Full Report
The mayor of Saint Paul, Minnesota's capital city, has confirmed that the Interlock ransomware gang is responsible for a cyberattack that disrupted many of the city's systems and services in July. [...]
Analysis Summary
# Incident Report: Saint Paul City Ransomware Attack by Interlock Gang
## Executive Summary
The city of Saint Paul experienced a significant ransomware attack attributed to the Interlock ransomware group, a threat actor known for targeting critical infrastructure, particularly healthcare organizations. The attack resulted in the confirmed theft and partial publication of over 43 GB (66,000 files) of sensitive data, causing widespread damage to the city's infrastructure and negatively impacting city residents. Response efforts were immediately initiated following the public claim by the attackers.
## Incident Details
- **Discovery Date:** Shortly before the attackers published data on their leak site (Exact discovery date not specified in text, but known shortly before data publication).
- **Incident Date:** Unspecified, but recent relative to data publication.
- **Affected Organization:** City of Saint Paul
- **Sector:** Government/Municipal
- **Geography:** Saint Paul, USA (Implied)
## Timeline of Events
### Initial Access
- **Date/Time:** Unknown
- **Vector:** Not explicitly stated in the provided text, but context suggests a previous vulnerability exploitation leading to ransomware deployment.
- **Details:** The attack was part of an escalating campaign by the Interlock group against critical infrastructure entities.
### Lateral Movement
- **Details:** Not specified, but observed movement was sufficient to access and exfiltrate a significant volume of city data (43 GB).
### Data Exfiltration/Impact
- **Details:** Over 66,000 files or 43 GB of data were stolen. The attackers claimed significant damage to the city's infrastructure, creating losses and damaging data belonging to residents. Some stolen data has been published on the Interlock leak site.
### Detection & Response
- **Details:** The incident became publicly known when the Interlock gang posted Saint Paul on its dark web portal. Response actions were undertaken to manage the compromise and engage with the situation created by the data leak.
## Attack Methodology
- **Initial Access:** Unknown (Likely an exploitation or compromised credential method targeting critical infrastructure).
- **Persistence:** Unknown
- **Privilege Escalation:** Unknown
- **Defense Evasion:** Unknown
- **Credential Access:** Unknown
- **Discovery:** Unknown
- **Lateral Movement:** Attributed to Interlock's standard procedures, allowing movement to access sensitive network shares.
- **Collection:** 43 GB of data harvested from city systems.
- **Exfiltration:** Data was successfully exfiltrated prior to the ransomware deployment/public disclosure.
- **Impact:** Data theft (double extortion) and infrastructure damage.
## Impact Assessment
- **Financial:** Significant losses and damages reported by the attackers. Costs associated with remediation are implied.

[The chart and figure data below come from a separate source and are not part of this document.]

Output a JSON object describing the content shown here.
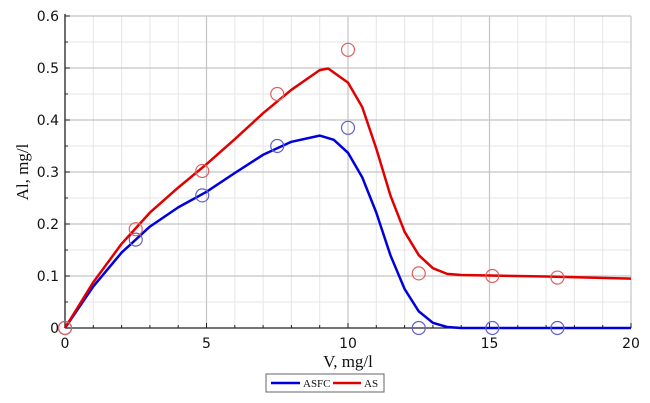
{
  "chart_data": {
    "type": "line",
    "title": "",
    "xlabel": "V, mg/l",
    "ylabel": "Al, mg/l",
    "xlim": [
      0,
      20
    ],
    "ylim": [
      0,
      0.6
    ],
    "xticks": [
      "0",
      "5",
      "10",
      "15",
      "20"
    ],
    "yticks": [
      "0",
      "0.1",
      "0.2",
      "0.3",
      "0.4",
      "0.5",
      "0.6"
    ],
    "grid": true,
    "legend_position": "bottom-center",
    "series": [
      {
        "name": "ASFC",
        "color": "#0000dd",
        "marker_color": "#6060d0",
        "points": [
          [
            0,
            0
          ],
          [
            2.5,
            0.17
          ],
          [
            4.85,
            0.255
          ],
          [
            7.5,
            0.35
          ],
          [
            10,
            0.385
          ],
          [
            12.5,
            0
          ],
          [
            15.1,
            0
          ],
          [
            17.4,
            0
          ]
        ],
        "curve": [
          [
            0,
            0
          ],
          [
            1,
            0.08
          ],
          [
            2,
            0.145
          ],
          [
            3,
            0.195
          ],
          [
            4,
            0.232
          ],
          [
            5,
            0.262
          ],
          [
            6,
            0.298
          ],
          [
            7,
            0.333
          ],
          [
            8,
            0.358
          ],
          [
            9,
            0.37
          ],
          [
            9.5,
            0.362
          ],
          [
            10,
            0.337
          ],
          [
            10.5,
            0.29
          ],
          [
            11,
            0.222
          ],
          [
            11.5,
            0.14
          ],
          [
            12,
            0.075
          ],
          [
            12.5,
            0.032
          ],
          [
            13,
            0.01
          ],
          [
            13.5,
            0.002
          ],
          [
            14,
            0
          ],
          [
            20,
            0
          ]
        ]
      },
      {
        "name": "AS",
        "color": "#e00000",
        "marker_color": "#e06060",
        "points": [
          [
            0,
            0
          ],
          [
            2.5,
            0.19
          ],
          [
            4.85,
            0.302
          ],
          [
            7.5,
            0.45
          ],
          [
            10,
            0.535
          ],
          [
            12.5,
            0.105
          ],
          [
            15.1,
            0.1
          ],
          [
            17.4,
            0.097
          ]
        ],
        "curve": [
          [
            0,
            0
          ],
          [
            1,
            0.088
          ],
          [
            2,
            0.162
          ],
          [
            3,
            0.222
          ],
          [
            4,
            0.27
          ],
          [
            5,
            0.315
          ],
          [
            6,
            0.363
          ],
          [
            7,
            0.413
          ],
          [
            8,
            0.458
          ],
          [
            9,
            0.496
          ],
          [
            9.3,
            0.499
          ],
          [
            10,
            0.472
          ],
          [
            10.5,
            0.425
          ],
          [
            11,
            0.345
          ],
          [
            11.5,
            0.255
          ],
          [
            12,
            0.185
          ],
          [
            12.5,
            0.14
          ],
          [
            13,
            0.115
          ],
          [
            13.5,
            0.104
          ],
          [
            14,
            0.102
          ],
          [
            15,
            0.101
          ],
          [
            17,
            0.099
          ],
          [
            20,
            0.095
          ]
        ]
      }
    ]
  }
}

- **Data Breach:** Over 43 GB of data (66,000 files) compromised, impacting city operations and residents' data.
- **Operational:** Large part of the infrastructure was damaged, leading to operational disruption.
- **Reputational:** Negative impact due to successful breach and data publication affecting residents.

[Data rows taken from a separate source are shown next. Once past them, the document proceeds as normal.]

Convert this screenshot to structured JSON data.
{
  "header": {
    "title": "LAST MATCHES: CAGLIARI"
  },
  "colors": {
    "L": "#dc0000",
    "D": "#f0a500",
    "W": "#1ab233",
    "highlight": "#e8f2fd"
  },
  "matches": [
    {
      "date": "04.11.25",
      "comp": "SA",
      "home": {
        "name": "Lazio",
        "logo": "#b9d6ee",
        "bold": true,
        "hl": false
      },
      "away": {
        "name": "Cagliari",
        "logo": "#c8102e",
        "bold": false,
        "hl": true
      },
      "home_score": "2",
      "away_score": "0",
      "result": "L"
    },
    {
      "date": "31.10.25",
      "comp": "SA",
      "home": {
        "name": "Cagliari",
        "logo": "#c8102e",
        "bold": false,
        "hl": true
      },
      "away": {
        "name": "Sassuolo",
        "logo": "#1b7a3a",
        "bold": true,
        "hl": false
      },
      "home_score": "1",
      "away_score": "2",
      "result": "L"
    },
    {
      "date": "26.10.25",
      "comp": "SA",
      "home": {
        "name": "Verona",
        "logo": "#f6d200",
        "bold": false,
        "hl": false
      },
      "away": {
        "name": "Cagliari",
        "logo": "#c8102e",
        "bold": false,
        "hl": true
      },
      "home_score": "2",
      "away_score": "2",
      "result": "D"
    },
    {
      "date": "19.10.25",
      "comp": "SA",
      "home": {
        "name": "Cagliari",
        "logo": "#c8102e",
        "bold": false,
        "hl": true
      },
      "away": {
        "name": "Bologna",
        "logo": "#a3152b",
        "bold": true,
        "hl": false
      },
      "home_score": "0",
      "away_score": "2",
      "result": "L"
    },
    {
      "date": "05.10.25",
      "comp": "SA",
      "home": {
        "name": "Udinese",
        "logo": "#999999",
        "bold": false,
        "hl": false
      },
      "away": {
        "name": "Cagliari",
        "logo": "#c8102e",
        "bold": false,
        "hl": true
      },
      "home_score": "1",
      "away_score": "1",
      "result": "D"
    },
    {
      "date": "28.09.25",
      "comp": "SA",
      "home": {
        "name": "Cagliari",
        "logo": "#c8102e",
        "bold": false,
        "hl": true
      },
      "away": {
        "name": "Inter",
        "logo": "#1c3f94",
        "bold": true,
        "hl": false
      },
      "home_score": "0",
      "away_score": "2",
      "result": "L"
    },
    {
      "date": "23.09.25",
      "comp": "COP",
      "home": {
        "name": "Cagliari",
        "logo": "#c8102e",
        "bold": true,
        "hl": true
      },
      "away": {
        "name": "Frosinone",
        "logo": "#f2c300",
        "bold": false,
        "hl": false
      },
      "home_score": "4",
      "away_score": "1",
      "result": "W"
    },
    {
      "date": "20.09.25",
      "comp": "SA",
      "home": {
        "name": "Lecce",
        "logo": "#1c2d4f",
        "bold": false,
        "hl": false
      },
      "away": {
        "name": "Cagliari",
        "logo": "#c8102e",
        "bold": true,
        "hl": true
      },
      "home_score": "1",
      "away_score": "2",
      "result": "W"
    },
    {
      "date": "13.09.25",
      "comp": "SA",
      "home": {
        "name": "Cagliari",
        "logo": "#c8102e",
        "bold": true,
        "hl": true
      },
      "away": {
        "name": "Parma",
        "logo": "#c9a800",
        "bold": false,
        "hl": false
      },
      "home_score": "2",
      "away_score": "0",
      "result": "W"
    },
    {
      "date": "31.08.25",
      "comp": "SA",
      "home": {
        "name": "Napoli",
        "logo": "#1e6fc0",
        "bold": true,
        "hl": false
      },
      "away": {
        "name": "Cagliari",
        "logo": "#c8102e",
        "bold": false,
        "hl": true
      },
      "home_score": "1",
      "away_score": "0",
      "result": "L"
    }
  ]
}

## Indicators of Compromise
- **Network indicators:** *(None provided in the source material)*
- **File indicators:** *(None provided in the source material)*
- **Behavioral indicators:** Activity consistent with the Interlock ransomware group's known TTPs, possibly involving the use of the NodeSnake RAT in preliminary stages (based on prior Interlock activity).
## Response Actions
- **Containment measures:** *(Not explicitly detailed, but containment would have been required upon detection of the extent of the compromise.)*
- **Eradication steps:** *(Not explicitly detailed.)*
- **Recovery actions:** *(Implied need to restore damaged infrastructure and mandate data protection reviews.)*
## Lessons Learned
- The city was targeted during an escalation phase noted by CISA and the FBI, indicating a potential failure to implement specific mitigating controls against known threats targeting critical infrastructure.
- The attack utilized double extortion tactics, underscoring the reality that data protection is critical even if systems can be restored quickly.
## Recommendations
- Immediately review and enhance security posture against known TTPs associated with the Interlock ransomware operations, particularly focusing on vulnerabilities related to hybrid Exchange deployments (mentioned in adjacent articles) and perimeter defenses.
- Implement robust segmentation and zero-trust principles to limit the impact of any successful initial access, restricting lateral movement capability.
- Accelerate compliance with CISA/FBI advisories regarding Interlock ransomware defenses for critical infrastructure.